Thursday, December 10, 2009

The Steps of Learning a New Language

Before I left for Costa Rica, I had a list of expectations concerning how I would progress in learning the language. The first month I expected to be completely lost. The second month I expected to be able to understand everything, and the third month I expected to be fluent. But what does fluent even mean?
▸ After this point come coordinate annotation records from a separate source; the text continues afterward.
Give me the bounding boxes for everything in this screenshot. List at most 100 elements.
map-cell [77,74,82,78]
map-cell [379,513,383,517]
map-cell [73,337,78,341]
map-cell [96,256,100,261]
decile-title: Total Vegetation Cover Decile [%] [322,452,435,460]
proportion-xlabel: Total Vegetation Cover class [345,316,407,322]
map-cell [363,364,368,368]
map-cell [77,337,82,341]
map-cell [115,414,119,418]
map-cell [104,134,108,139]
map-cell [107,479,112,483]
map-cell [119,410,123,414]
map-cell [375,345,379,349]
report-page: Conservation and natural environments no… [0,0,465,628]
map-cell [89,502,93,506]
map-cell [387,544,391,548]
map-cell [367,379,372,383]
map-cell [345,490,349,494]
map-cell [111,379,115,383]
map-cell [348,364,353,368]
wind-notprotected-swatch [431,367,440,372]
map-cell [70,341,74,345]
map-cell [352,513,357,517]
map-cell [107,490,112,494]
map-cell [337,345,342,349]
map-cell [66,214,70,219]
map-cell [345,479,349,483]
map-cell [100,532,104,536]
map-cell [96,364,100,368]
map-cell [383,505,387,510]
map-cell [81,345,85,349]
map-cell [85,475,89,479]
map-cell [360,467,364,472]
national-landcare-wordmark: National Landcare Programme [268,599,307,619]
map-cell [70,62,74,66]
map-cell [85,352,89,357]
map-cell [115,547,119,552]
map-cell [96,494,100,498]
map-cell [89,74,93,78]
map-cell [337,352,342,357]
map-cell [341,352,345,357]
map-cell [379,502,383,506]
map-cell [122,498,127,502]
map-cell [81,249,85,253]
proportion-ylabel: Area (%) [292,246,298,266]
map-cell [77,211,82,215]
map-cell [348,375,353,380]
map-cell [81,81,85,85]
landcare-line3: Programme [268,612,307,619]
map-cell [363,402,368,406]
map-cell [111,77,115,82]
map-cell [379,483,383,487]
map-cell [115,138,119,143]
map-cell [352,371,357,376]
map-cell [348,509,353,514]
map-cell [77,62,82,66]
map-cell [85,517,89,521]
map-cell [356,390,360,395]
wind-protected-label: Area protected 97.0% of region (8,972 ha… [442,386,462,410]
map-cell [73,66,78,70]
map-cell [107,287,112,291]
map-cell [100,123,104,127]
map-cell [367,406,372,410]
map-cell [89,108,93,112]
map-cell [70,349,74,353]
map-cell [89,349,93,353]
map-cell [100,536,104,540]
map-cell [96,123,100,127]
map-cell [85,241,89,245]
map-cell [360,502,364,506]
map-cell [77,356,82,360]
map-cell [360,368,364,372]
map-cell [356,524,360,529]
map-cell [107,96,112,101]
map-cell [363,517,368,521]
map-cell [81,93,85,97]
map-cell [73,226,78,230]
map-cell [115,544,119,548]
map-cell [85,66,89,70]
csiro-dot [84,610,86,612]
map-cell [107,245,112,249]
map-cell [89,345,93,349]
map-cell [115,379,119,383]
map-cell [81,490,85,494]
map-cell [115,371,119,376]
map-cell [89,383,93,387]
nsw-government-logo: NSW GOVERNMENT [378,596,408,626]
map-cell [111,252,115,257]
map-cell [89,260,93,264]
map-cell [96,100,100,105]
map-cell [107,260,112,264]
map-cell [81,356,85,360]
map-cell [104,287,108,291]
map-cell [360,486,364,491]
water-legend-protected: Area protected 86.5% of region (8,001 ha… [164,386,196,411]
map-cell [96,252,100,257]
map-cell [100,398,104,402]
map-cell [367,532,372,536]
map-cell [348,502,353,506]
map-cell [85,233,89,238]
Here's what I've observed in my Spanish-learning experience:
1) First day: Wow! I speak pretty darn well...but can't understand a thing that these people are saying.
2) First two weeks: I was wrong, I'm actually pretty bad at Spanish... I can't understand or speak well. Good thing I'm not afraid to draw pictures and act out what I'm trying to say.
3) After one month: Oh! It turns out that the news anchors are actually saying words here... they're not just moving their toungues really fast and making Spanish noises.
4) After two months: I can understand the majority of what people say, I just don't speak very well.
5) 3 months: I've got this Costa Rican accent down!
6) 5 months: I can understand everything that people say and generally can respond well. I'm way faster conjugating verbs that I was before, I have a better feel of Spanish sentence structure, and the size of my vocabulary has grown significantly.

I definitely don't speak perfectly, but I've improved a lot!

1 comment:

  1. Great observations. I'd say you're fluent! Fluent means "flowing" and you are definitely in the flow now.